Should States Let the Federal Government Set Education Standards for Schools?
Comprehensive guide to the debate over national standards
Wednesday may prove a decisive victory for those in favor of national education standards in primary and secondary school. Massachusetts may become the next state to adopt the national standards advocated by the Obama administration, which is offering extra funding in the Race to the Top competition to states agreeing to the standards by August 2. Why is Massachusetts so important? In many ways, it stands at the center of a fierce debate over standards. The state is widely regarded as "having the nation's best education system," explains as Tamar Lewin of The New York Times, and many "see the common core standards as a comedown," even though "states that adopt the standards are allowed to have additional standards, as long as the common core represents at least 85 percent of their English and mathematics standards." Comparisons of the two sets of standards have been mixed; reviews claiming the national ones to be equal or better have been criticized for getting funding from the same groups supporting the national standards.
So should Massachusetts hop aboard the national train? And what about other states? Lewin notes, for example, a study "determin[ing] that the new common core standards are stronger than the English standards in 37 states and the math standards in 39 states." Some think the national system is a no-brainer, but others say the convenience of having everyone on the same page isn't worth what might be lost.
- National Standards: The One Thing We Can All Agree On "Interestingly, uniform standards is one area where teachers' unions and the education reform community can come together," observes Richard Kahlenberg in The New York Times' Room for Debate. Far from stifling creativity in the classroom, national standards are supported by the American Federation of Teachers for "mak[ing] a teacher's job more manageable ... a strong set of common standards would free teachers from both writing the script and performing it. They could, like actors, focus on interpretation and delivery."
- National Standards: Lowering the Bar The Boston Herald editorial board is outraged at Massachusetts's predicted capitulation to the national standards, pointing out that the "three sets of reviewers" claiming the standards were on par with the state's current ones were "hardly independent." In fact, the review by Sandra Stotsky, formerly on the state's Board of Elementary and Secondary Education and another participant in the Times Room for Debate discussion, found that the national standards were below those in Massachusetts. "Do we really want literature to be only 50 percent of assigned high school reading?" ask Herald editors. "Do we really want to wait until fourth grade to have students sound out multi-syllable words? No, we don't."
- On the Contrary: Students Will Benefit from These Reforms The Boston Globe, though, disagrees with both Stotsky and the Herald.
When the Common Core diverges from the state’s standards, it’s usually for sensible reasons.

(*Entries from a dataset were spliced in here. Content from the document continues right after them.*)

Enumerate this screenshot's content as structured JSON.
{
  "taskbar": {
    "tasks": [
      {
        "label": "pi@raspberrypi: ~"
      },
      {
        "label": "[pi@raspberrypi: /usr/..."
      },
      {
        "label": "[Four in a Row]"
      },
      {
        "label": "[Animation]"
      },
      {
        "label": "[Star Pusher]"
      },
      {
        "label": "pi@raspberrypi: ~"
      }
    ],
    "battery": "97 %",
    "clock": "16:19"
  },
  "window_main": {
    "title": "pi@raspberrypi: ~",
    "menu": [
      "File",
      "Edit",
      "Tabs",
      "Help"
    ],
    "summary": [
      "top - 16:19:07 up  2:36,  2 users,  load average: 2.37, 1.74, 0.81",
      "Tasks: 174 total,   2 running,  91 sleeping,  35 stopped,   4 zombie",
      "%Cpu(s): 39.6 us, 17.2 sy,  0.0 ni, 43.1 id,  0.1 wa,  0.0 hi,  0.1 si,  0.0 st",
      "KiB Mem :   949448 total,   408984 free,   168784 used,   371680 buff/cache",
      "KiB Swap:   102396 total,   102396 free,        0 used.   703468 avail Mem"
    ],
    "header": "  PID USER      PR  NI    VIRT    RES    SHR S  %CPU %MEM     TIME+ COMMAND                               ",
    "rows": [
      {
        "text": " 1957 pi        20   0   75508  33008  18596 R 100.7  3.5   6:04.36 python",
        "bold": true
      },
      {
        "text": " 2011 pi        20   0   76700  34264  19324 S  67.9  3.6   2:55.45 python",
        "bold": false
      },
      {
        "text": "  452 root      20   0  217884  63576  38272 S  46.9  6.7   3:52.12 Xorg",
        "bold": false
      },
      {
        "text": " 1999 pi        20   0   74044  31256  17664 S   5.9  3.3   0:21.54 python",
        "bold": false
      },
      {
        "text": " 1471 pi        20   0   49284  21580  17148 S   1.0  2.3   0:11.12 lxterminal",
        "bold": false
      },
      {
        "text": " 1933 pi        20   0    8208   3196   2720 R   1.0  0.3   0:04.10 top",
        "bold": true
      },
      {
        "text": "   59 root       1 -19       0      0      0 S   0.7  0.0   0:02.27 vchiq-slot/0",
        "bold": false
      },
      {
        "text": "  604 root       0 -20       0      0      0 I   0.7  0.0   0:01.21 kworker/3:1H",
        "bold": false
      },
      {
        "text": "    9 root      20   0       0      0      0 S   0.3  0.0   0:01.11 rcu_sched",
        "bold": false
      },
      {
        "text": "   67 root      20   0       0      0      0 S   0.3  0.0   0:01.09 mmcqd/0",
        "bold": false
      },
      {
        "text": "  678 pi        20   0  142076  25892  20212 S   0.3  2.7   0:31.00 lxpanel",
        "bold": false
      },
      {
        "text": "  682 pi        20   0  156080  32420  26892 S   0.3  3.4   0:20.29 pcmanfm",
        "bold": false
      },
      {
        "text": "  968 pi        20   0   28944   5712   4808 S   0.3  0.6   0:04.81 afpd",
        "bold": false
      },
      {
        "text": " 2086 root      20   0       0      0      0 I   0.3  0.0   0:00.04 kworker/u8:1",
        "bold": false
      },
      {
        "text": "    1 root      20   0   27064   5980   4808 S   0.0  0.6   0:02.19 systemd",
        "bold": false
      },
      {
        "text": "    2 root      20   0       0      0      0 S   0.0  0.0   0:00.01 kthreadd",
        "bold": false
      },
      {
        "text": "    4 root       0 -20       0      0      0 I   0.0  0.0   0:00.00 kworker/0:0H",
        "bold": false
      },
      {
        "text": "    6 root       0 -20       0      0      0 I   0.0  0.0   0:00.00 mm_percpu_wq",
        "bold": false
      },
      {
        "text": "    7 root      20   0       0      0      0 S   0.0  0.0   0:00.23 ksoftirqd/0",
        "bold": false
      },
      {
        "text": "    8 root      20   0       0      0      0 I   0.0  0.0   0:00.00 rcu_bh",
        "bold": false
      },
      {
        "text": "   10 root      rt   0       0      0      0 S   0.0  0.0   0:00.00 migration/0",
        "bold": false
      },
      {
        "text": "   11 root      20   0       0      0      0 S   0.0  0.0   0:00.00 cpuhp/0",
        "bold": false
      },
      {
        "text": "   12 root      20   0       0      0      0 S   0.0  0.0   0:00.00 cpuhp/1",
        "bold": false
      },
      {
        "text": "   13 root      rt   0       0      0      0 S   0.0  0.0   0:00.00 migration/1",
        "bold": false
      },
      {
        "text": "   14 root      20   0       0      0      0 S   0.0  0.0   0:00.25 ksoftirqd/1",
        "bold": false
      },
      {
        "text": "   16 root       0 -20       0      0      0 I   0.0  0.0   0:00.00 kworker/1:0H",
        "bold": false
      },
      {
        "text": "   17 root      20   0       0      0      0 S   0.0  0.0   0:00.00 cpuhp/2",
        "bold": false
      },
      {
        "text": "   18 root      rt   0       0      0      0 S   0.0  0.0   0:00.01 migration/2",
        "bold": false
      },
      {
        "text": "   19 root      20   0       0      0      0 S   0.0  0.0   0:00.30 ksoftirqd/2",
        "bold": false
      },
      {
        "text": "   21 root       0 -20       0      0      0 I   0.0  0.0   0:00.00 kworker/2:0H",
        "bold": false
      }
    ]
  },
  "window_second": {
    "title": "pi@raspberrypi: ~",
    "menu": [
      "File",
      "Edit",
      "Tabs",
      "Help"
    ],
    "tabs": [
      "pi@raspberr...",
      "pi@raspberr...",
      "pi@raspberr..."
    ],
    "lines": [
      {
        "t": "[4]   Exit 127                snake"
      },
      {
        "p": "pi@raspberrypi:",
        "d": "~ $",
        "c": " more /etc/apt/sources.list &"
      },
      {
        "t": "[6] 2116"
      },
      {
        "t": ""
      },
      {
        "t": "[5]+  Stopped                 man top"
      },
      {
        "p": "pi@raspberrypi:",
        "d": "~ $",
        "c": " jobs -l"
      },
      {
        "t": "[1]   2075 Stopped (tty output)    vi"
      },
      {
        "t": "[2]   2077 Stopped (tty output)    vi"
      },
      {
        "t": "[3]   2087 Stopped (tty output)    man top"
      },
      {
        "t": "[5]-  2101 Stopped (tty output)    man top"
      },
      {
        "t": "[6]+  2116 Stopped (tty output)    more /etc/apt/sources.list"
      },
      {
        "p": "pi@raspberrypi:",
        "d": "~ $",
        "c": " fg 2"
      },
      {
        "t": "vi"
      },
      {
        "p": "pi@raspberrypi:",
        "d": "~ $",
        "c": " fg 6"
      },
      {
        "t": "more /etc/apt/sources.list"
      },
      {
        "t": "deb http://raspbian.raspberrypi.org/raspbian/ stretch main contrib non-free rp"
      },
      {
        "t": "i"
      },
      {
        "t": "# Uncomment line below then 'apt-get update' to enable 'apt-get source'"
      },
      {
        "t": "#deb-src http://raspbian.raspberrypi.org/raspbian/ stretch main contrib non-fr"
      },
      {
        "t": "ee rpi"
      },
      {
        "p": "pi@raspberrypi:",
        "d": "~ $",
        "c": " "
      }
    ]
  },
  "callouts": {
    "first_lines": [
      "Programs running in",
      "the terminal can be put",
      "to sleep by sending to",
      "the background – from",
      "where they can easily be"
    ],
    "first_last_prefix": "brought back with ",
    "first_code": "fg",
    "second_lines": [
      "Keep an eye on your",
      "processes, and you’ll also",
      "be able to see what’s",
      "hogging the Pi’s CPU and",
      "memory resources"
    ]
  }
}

The federal standard, for example, puts less emphasis on poetry, drama, and literary studies in the lower grades. But it does put more emphasis on nonfiction, with the expectation that students will be better prepared by high school to read and interpret complicated texts in science and history ... the standards draw heavily on nations with the highest achievement levels in science and technology, including Singapore.
- If So, Only In a Decidedly Anti-Enlightenment Way The Globe's argument is unlikely to convince U.C. Berkeley professor of education and public policy Bruce Fuller, who thinks "standards threaten to further routinize pedagogy." The new initiative abandons, he argues, the lessons of "the Enlightenment when progressives first nudged educators to nurture in children a sense of curiosity and how to question dominant doctrine persuasively." The Obama administration's "surgical" approach to education reform may be "understandable," he says, but it's also "wrong." Fellow Room for Debate participant Alfie Kohn agrees, writing that "the biggest fans of standardizing education are those who look at our children and see only future employees." Meanwhile, "no good data support the value of national standards. Even if you regard standardized test results as evidence of meaningful achievement (which I do not)," he writes, "it turns out that while most high-scoring countries have centralized education systems, so do most of the lowest-scoring countries." He's not sure the mere convenience "particularly for companies that produce curriculum and tests--[of having] all fourth graders learn the same thing" is worth it.
- Removing the Power to Educate Neal McCluskey at Cato worries that states giving up control will lead not just to lower standards now in states like Massachusetts, but lower standards in the future: states with the best intentions will sit helpless while "the same political forces that have smushed centralized standards and accountability in almost every state ... will just do their dirty work at the federal rather than state level ... but they will have the added benefit of one-stop shopping."